What I’ve tried to illustrate is that Python, often using the particular tools IPython, numpy and matplotlib (often as they are conveniently integrated by pylab), is the de facto standard for numerical computing, analysis and display. What I claim is that financial computing, analysis and display should join this club, and use these standard tools, which I think are the wave of the future.
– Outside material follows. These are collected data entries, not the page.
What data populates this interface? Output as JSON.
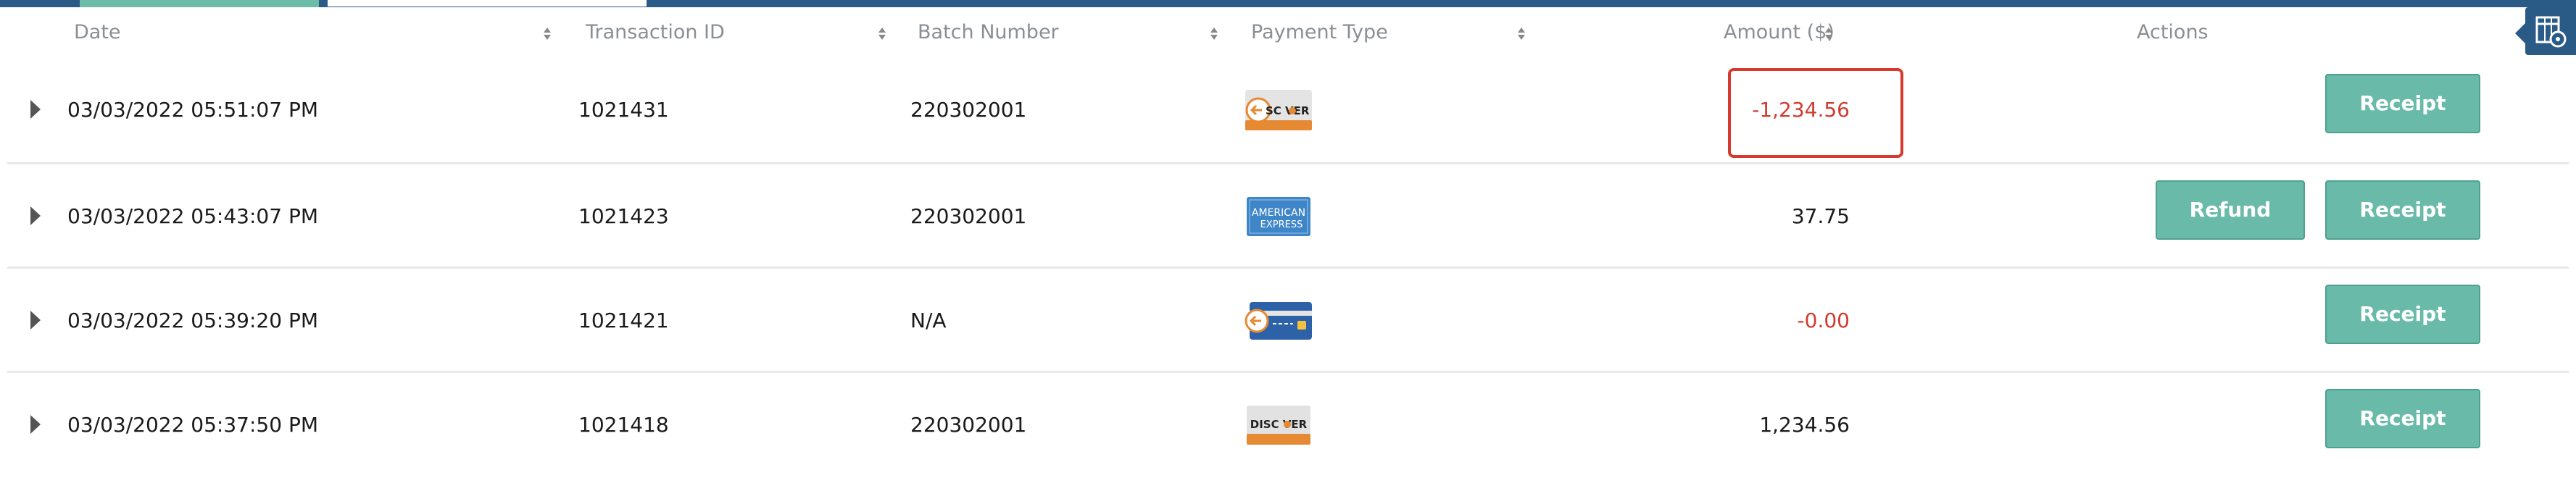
{
  "header": {
    "columns": {
      "date": "Date",
      "transaction_id": "Transaction ID",
      "batch_number": "Batch Number",
      "payment_type": "Payment Type",
      "amount": "Amount ($)",
      "actions": "Actions"
    }
  },
  "rows": [
    {
      "date": "03/03/2022 05:51:07 PM",
      "transaction_id": "1021431",
      "batch_number": "220302001",
      "payment_type_icon": "discover-card-icon",
      "amount": "-1,234.56",
      "amount_negative": true,
      "highlighted": true,
      "actions": {
        "receipt": "Receipt"
      }
    },
    {
      "date": "03/03/2022 05:43:07 PM",
      "transaction_id": "1021423",
      "batch_number": "220302001",
      "payment_type_icon": "american-express-card-icon",
      "amount": "37.75",
      "amount_negative": false,
      "actions": {
        "refund": "Refund",
        "receipt": "Receipt"
      }
    },
    {
      "date": "03/03/2022 05:39:20 PM",
      "transaction_id": "1021421",
      "batch_number": "N/A",
      "payment_type_icon": "generic-card-icon",
      "amount": "-0.00",
      "amount_negative": true,
      "actions": {
        "receipt": "Receipt"
      }
    },
    {
      "date": "03/03/2022 05:37:50 PM",
      "transaction_id": "1021418",
      "batch_number": "220302001",
      "payment_type_icon": "discover-card-icon",
      "amount": "1,234.56",
      "amount_negative": false,
      "actions": {
        "receipt": "Receipt"
      }
    }
  ],
  "colors": {
    "accent": "#2a5a86",
    "button": "#69baa8",
    "negative": "#d13b2e",
    "highlight": "#d63a2f"
  }
}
Hope this helps. (And, that it somehow helps to inspire someone to finish work on the matplotlib.finance module. I want to use that module!) Thanks again for your interest.
PS — It seems that you can now access IPython in the cloud (http://www.pythonanywhere.com/try-ipython/). This might be an easy way to get some experience without having to install anything (but, it’s noticably slow). Any Python should work at the prompt. The last time I encountered the company that provides this service (Resolver —http://www.resolversystems.com/), they were building a Python integrated spreadsheet application based on open source tools. I think they were somehow connected to an Enthought financial users group (maybe in London?). There was some mention of them on Guru’s site a couple of years ago.